Andrew Chilcott, from Lillicrap Chilcott in Truro, believes that, thanks to the internet, the property market is now less affected by seasons: ‘We are as busy now as we were last year. However, sellers must price their properties realistically.’
One of the main factors affecting the current property market is the fast decreasing rate of unemployment: ‘There is now virtually no unemployment, thanks firstly to money from Europe, in the form of ‘Objective 1′ funding, and secondly e-commerce and improved communications, helping people work from home.’
While the south coast, with its picturesque sandy beaches, is the main property ‘hotspot’, the north coast is also now being recognised its own qualities: ‘Padstow is very hot, and Newquay is getting more popular thanks to the surfing centre and the airport at St Morgan,’ said Mr Benney.
The further west you go, the more unspoilt Cornwall is. However this is reflected in the value of the properties: ‘People will be prepared to pay for character properties, especially if they have sea views. As a result prices in West Cornwall, seen as the “real” Cornwall, have gone up in line with other areas, if not faster,’ said Mr Benney.
Most buyers, it seems, are looking for that ‘typical’ second home – a small property with lots of character that has been carefully renovated, and that is in excellent condition.
However, in recent years, Mr Chilcott has seen a decline in this trend: ‘More and more people are coming down here to find their main homes,’ said Mr Chilcott.

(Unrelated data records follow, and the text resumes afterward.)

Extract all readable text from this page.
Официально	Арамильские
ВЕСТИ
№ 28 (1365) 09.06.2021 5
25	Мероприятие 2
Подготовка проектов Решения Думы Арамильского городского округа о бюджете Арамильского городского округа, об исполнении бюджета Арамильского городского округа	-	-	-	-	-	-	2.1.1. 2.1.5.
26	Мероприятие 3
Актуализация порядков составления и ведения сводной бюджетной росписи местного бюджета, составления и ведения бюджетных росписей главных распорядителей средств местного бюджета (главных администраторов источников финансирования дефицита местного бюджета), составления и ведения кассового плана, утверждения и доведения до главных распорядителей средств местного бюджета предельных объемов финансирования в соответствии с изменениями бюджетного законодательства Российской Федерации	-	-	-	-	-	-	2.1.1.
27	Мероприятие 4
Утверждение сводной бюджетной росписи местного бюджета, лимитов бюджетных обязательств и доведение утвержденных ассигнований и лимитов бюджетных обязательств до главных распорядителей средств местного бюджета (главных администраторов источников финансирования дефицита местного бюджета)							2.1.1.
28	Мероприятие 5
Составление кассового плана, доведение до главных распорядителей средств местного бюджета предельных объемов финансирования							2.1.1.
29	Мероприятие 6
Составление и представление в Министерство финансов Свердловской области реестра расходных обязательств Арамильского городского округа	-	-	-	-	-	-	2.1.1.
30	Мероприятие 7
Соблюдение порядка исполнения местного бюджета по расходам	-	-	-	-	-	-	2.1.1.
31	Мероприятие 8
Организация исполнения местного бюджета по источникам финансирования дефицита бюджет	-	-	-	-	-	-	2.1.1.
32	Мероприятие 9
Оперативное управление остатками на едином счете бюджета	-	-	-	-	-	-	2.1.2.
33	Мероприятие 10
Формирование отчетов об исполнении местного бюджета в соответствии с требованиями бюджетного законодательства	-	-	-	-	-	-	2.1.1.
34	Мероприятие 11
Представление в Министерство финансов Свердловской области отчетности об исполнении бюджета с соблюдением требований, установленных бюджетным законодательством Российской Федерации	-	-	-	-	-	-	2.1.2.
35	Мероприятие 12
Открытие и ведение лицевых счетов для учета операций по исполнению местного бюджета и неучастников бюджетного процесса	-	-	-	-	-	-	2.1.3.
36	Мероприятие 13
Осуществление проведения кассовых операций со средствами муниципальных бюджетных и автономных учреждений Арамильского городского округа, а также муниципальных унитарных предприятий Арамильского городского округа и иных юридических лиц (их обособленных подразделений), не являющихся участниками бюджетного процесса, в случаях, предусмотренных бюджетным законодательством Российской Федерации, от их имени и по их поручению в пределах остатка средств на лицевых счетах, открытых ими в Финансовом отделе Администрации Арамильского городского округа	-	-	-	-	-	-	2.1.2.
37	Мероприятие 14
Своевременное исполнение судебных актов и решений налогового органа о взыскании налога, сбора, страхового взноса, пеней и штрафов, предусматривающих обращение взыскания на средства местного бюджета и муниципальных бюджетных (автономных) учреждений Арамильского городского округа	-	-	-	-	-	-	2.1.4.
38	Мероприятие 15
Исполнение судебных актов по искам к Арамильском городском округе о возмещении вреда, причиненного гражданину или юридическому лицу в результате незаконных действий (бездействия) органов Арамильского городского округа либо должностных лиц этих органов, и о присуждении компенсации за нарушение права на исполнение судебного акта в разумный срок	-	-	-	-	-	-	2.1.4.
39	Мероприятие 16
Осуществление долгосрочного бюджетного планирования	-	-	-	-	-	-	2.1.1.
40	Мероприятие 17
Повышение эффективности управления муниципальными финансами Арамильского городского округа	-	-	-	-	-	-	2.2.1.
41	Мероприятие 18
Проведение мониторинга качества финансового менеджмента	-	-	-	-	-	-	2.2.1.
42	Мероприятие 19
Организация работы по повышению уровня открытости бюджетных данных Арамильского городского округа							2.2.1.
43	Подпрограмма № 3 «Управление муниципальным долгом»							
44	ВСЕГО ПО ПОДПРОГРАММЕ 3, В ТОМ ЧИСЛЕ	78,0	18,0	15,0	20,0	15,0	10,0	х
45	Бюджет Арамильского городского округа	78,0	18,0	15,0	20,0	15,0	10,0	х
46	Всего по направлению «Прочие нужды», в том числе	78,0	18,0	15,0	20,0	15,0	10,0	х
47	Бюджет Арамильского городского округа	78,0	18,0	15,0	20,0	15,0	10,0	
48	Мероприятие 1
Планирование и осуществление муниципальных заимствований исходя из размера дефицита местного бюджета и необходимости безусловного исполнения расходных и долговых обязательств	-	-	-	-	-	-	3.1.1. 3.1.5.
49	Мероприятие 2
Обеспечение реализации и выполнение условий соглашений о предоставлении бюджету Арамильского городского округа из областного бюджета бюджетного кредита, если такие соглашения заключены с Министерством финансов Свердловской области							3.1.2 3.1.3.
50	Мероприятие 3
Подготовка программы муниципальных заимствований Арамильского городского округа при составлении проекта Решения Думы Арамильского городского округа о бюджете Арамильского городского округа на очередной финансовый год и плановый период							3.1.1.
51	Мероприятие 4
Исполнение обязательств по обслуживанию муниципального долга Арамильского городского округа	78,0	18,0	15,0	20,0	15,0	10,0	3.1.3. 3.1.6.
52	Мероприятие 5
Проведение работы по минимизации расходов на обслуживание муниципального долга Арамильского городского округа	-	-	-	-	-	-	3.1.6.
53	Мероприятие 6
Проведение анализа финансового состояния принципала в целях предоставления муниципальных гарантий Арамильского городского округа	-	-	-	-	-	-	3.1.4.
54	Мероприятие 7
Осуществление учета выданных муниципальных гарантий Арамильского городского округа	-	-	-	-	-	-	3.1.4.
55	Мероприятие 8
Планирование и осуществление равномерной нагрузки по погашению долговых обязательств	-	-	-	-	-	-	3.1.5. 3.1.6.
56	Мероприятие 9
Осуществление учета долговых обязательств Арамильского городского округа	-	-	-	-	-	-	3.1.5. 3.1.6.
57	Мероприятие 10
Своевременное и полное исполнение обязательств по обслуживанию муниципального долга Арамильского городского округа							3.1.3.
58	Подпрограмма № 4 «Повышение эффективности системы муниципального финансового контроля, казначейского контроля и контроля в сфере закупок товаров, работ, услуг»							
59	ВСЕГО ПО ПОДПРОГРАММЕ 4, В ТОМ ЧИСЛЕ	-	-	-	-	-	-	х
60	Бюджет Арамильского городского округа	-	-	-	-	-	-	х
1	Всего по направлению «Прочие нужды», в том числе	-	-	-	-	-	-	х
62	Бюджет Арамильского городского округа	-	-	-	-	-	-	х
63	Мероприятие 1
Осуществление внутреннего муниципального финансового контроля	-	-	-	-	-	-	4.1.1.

He also warned that buyers may not find their ideal property: ‘Most people are looking for what they won’t find: large period houses with lots of land next to the sea. Location is their priority though, and buyers will only assess the houses available in an area they have already chosen,’ said Mr Chilcott.
Larger estates do come on to the market, but at the top end of the price range. Stratton Creber recently handled the sale of a farmhouse with a small estate of around 30 acres. The property sold for ‘well over’ £1million.
Other sought after areas include Rock, the Roseland Peninsula, St Mawes and the Helford River. Older local houses are typically built of granite or other hard stone, with slate roofs, and buyers should expect a premium on houses with sea or estuary views, especially round Falmouth and Fowey.
Stratton Creber: telephone 01872 240 999
Lillicrap Chilcott: telephone 01872 273 473
Penzance, Falmouth, St Ives, Truro, St Austell, Fowey, Par, Newquay, Bodmin, Bude, Launceston.
Train: There is a direct, regular train from London Paddington to Penzance. The journey takes around 5 hours.
Plane: There are now regular, cheap Ryan Air flights from London Stansted to Newquay airport, which have no doubt helped Cornwall more attractive to second homebuyers. The journey takes just over one hour. Other operators also run flights from around the UK.
Car: Penzance is 283 miles from central London, via the M4, M5 and A30. St Austell is 265 miles.
Duchy Grammar School, Truro (01872 862289). Co-educational, day and boarding, age range 3-18. Inter-denominational.
St Joseph’s School, Launceston (01566 772988). Girls aged 4-16, boys 4-11. Day and boarding. Interdenominational.
St Petroc’s School, Bude (01288 352876). Co-educational preparatory school, age range 3-14. Day and boarding. Church of England.
Bolitho School, Penzance (01736 363271). Day and boarding. Co- educational. Interdenominational. www.bolitho.cornwall.sch.uk
The Truro School, Truro (01872 272763). Co-educational, day and boarding, age range 3-18. Methodist. www.truroschool.com
Truro High School for Girls (01872 272830). Day and boarding, age range 3-18. Girls only (with boys allowed age 3- 5). Anglican. www.trurohigh.co.uk
Yacht clubs: the Royal Torbay and the Royal Cornwall, Falmouth.
Hunting: the East Cornwall, North Cornwall, South Cornwall, Western and Four Burrow. World-class surfing at Newquay. Royal Cornwall Show held annually on its own ground at Wadebridge.
Fishing: rivers Camel, Fal, Fowey, Lyd and Tamar.
Notable golfcourses: Newquay, Rock and Padstow.